In 1979, Congress gave authorization to the Prison Industry Enhancement Certification Program (PIECP). The PIECP made it legal to transport goods made in prison across state lines and created private-sector jobs for prisoners. Prior to this program, using prison labor for private sector industries was illegal.

The result was a boom in both the prison population and profits in the private prison industry. Between the years 1980 through 1994, prison industry profits jumped substantially from $392 million to $1.31 billion. At the end of 1980, there were roughly 330,000 incarcerated people in the United States. By 1994, that number topped one million for the time in history.

Over that same 14-year period, annual prison industry profits leaped from $392 million to $1.31 billion. In 2010, CoreCivic and GEO Group, the two largest private prison companies in the country, reported a combined profit of $2.9 billion.

The U.S. is no longer building a new prison every 10 days.
Image courtesy of 1shostak via iStockphoto.com

The trend appears to be reversing, but it’s moving slowly.

The prison boom would not last. And some studies show that the U.S. prison population is on its way down — albeit very slowly. In 2018, Vera reported that the U.S. prison population fell to an all-time low of just under 1.5 million in 2017. That marked a 1.3% decrease from the previous year. It’s not much, but it is a long way from a new prison every 10 days.

It would appear that support for prison reform has become both mainstream and bipartisan. In 2018, the First Step Act — which, in part, aims to reduce prison populations and recidivism — received widespread support from both sides of the aisle. Senators Chuck Grassley (R-IA) and Mike Lee (R-UT) worked with Senators Dick Durbin (D-IL) and Booker to create a coalition in support of the bill. The bill passed in the Senate by an 88% to 12% margin and was signed into law by former President Donald Trump.
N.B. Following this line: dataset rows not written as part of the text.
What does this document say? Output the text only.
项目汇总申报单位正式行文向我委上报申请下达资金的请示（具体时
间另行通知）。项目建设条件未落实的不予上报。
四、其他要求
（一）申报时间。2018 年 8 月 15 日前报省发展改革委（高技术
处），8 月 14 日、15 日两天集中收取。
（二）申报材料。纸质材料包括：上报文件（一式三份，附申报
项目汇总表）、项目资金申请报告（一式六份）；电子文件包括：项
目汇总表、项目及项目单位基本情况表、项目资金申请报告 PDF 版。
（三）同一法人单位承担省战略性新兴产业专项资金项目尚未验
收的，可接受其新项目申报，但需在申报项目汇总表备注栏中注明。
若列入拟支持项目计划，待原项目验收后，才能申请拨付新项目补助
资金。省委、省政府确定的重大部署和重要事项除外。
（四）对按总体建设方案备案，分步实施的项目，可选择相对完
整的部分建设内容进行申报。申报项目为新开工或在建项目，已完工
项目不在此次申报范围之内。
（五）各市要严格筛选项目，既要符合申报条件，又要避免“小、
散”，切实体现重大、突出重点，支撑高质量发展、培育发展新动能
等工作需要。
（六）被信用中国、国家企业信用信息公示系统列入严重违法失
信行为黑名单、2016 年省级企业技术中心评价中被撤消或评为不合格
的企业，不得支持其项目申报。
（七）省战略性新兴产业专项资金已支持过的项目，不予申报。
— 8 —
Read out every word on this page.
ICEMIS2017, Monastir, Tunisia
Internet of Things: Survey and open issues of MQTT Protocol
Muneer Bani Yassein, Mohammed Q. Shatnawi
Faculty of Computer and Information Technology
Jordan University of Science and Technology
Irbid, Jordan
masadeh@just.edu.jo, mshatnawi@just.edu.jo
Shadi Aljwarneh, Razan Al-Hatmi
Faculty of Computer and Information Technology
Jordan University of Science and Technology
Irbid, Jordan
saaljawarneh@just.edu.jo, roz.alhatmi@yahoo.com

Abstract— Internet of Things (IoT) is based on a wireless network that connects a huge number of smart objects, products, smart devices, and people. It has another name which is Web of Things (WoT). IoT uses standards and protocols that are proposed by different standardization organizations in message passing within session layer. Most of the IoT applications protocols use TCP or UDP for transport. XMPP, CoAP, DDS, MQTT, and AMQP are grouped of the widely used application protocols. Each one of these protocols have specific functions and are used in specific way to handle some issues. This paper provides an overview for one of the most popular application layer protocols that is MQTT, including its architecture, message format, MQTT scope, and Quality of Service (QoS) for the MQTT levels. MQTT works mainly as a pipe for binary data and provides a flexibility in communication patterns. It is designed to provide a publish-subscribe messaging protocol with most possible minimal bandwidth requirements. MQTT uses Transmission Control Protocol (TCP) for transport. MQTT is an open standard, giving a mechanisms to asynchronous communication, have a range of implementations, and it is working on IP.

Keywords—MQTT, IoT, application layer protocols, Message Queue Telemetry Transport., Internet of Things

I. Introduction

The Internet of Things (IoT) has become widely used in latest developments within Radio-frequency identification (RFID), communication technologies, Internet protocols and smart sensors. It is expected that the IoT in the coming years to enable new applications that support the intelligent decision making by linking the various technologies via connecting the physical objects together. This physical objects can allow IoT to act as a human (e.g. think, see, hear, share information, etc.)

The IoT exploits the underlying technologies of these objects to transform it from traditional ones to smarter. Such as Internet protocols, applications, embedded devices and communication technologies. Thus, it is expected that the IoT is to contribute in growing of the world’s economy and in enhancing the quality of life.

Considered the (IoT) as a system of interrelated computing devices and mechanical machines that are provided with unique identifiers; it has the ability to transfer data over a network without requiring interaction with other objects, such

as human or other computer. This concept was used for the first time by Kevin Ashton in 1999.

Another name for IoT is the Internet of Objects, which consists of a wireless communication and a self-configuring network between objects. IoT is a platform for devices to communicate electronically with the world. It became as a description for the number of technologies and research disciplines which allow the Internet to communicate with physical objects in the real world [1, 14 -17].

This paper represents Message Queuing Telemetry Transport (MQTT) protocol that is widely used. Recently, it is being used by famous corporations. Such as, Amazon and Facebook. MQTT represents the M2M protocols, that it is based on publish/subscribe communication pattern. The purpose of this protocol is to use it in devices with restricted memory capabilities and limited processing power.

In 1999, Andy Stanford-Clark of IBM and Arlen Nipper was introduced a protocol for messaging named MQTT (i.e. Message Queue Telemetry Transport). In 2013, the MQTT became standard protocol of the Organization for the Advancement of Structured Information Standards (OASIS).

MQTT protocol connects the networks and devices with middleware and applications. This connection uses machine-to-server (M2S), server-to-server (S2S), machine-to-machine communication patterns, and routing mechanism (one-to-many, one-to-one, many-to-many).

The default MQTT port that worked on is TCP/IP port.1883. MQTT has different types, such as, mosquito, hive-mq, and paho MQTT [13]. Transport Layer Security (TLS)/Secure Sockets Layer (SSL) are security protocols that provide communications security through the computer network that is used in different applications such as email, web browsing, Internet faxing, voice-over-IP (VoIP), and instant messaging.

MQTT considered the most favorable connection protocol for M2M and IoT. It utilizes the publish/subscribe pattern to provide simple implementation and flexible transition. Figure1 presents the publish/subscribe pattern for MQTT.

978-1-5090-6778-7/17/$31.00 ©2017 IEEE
And now, support for ending private prisons is coming from the highest level. On Jan. 26, President Joe Biden signed an executive order terminating the Department of Justice’s use of private prisons. Importantly, this order did not end the use of private prisons by the federal government entirely. ICE still uses facilities operated by GEO Group and CoreCivic to house undocumented immigrants. President Biden said during his campaign that he wanted to end those, too. However, as of the publication of this article, the 46th president has yet to do so.